Acclaimed evening wear designer Carmen Marc Valvo proved that he had many more tricks up his sleeve aside from a dress for an upscale dinner party or red carpet event. The designer presented a collection of elegantly patterned cocktail dresses and resort style looks that proved that even though evening wear is his area of expertise he can design for anyone.

Tory Burch kept it preppy of course, with her always functional and stylish collection for that uptown girl. Caftans and skirts in grey perforated leather were some of the signature highlights of this collection, proving that fashion done with the proper details and less common ready-to-wear pieces like caftans are functional, it's just all about knowing how to wear them.

NYFW proves luxury fashion can also be functional

Diesel Black Gold Creative Director Andreas Melbostad drew inspiration for the brand's spring/summer 2016 collection from something incredibly functional: an image of a girl wearing her boyfriend's button down shirt as a dress. Of course, despite the inspiration from a shirt as a dress, Melbostad had all the classic Diesel staples like leather biker jackets and denim, two pieces that are signatures in the average American wardrobe (everyone knows they secretly want a leather biker jacket.) The approach to the construction of the collection was to take scarf-like squares of cotton-shirting like fabric and attach it to slip dresses and skirts. While everything wasn't wear right out of your house easy, there were many pieces that were certainly streetwear ready, especially for the unconventional streets of New York City.

Stacey Bendet of Alice and Olivia, drew her inspiration from the desert. While the concept may sound absolutely ludicrous at first, it was a collection that was very boho chic, and the boho look is virtually always functional. There's no easier way to make luxury fashion comfortable than the boho look.

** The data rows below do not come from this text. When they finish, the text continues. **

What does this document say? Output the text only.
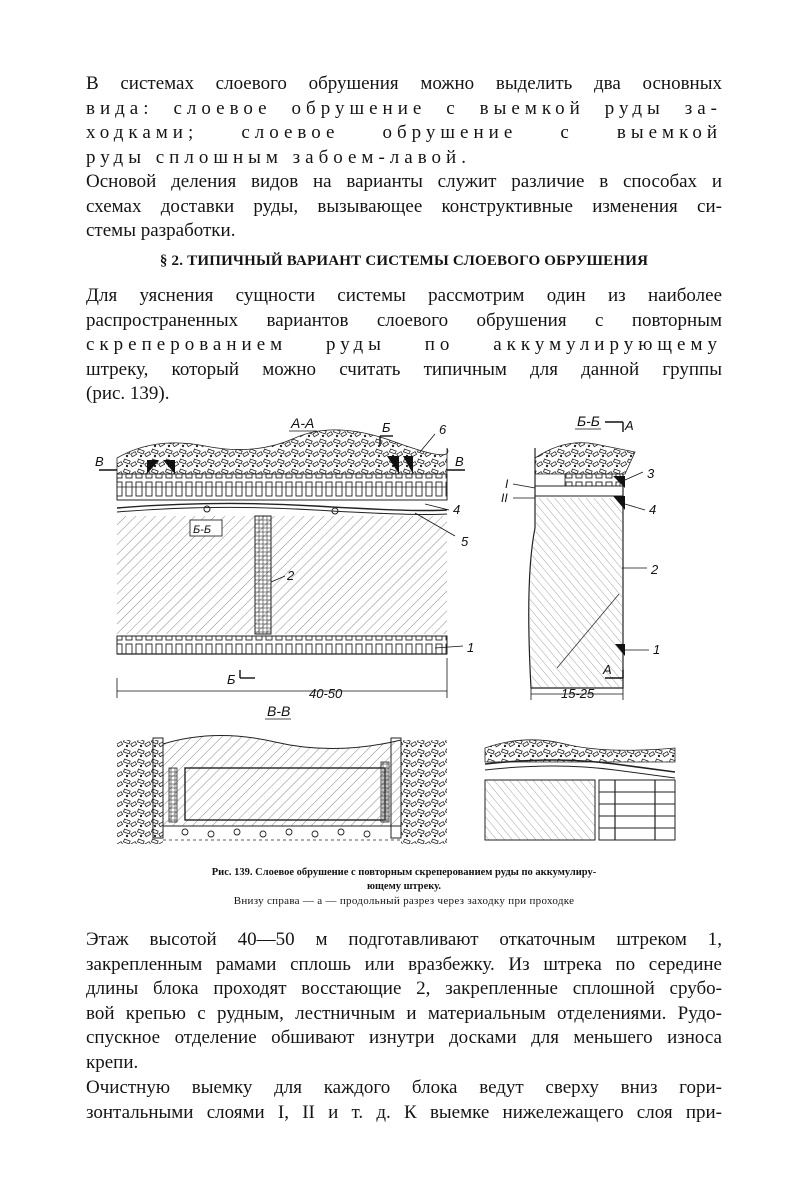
В системах слоевого обрушения можно выделить два основных
вида: слоевое обрушение с выемкой руды за-
ходками; слоевое обрушение с выемкой
руды сплошным забоем-лавой.
Основой деления видов на варианты служит различие в способах и
схемах доставки руды, вызывающее конструктивные изменения си-
стемы разработки.
§ 2. ТИПИЧНЫЙ ВАРИАНТ СИСТЕМЫ СЛОЕВОГО ОБРУШЕНИЯ
Для уяснения сущности системы рассмотрим один из наиболее
распространенных вариантов слоевого обрушения с повторным
скреперованием руды по аккумулирующему
штреку, который можно считать типичным для данной группы
(рис. 139).
А-А	Б	6
В	В
4
5
Б-Б
2
1
Б
40-50
Б-Б А
3
4
2
1
I
II
А
15-25
В-В
Рис. 139. Слоевое обрушение с повторным скреперованием руды по аккумулиру-
ющему штреку.
Внизу справа — а — продольный разрез через заходку при проходке
Этаж высотой 40—50 м подготавливают откаточным штреком 1,
закрепленным рамами сплошь или вразбежку. Из штрека по середине
длины блока проходят восстающие 2, закрепленные сплошной срубо-
вой крепью с рудным, лестничным и материальным отделениями. Рудо-
спускное отделение обшивают изнутри досками для меньшего износа
крепи.
Очистную выемку для каждого блока ведут сверху вниз гори-
зонтальными слоями I, II и т. д. К выемке нижележащего слоя при-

The collection included hand-embroidered skirts, off the shoulder tops and gowns, and chiffons and ruffles which added detail to Bendet's "goddess gowns." While the collection was very high fashion with the eccentric patterns inspired by contemporary artist Francesco Clemente's work of desert flowers and butterflies. Bendel also made sure to include plenty of black and white, the most functional of all colors, because that's what her customers are always in demand for.

High fashion doesn't always have to mean it can't function. It's all about constructing that wearability into your clothes, which many designers this season managed to perfectly balance that foothold between the elaborate construction of luxury wear and making sure that clothes can still work for many occasions or be easily wearable. Wild creative vision does sometimes have to succumb to making sure a garment can sell, but those pieces that are made to sell are made well.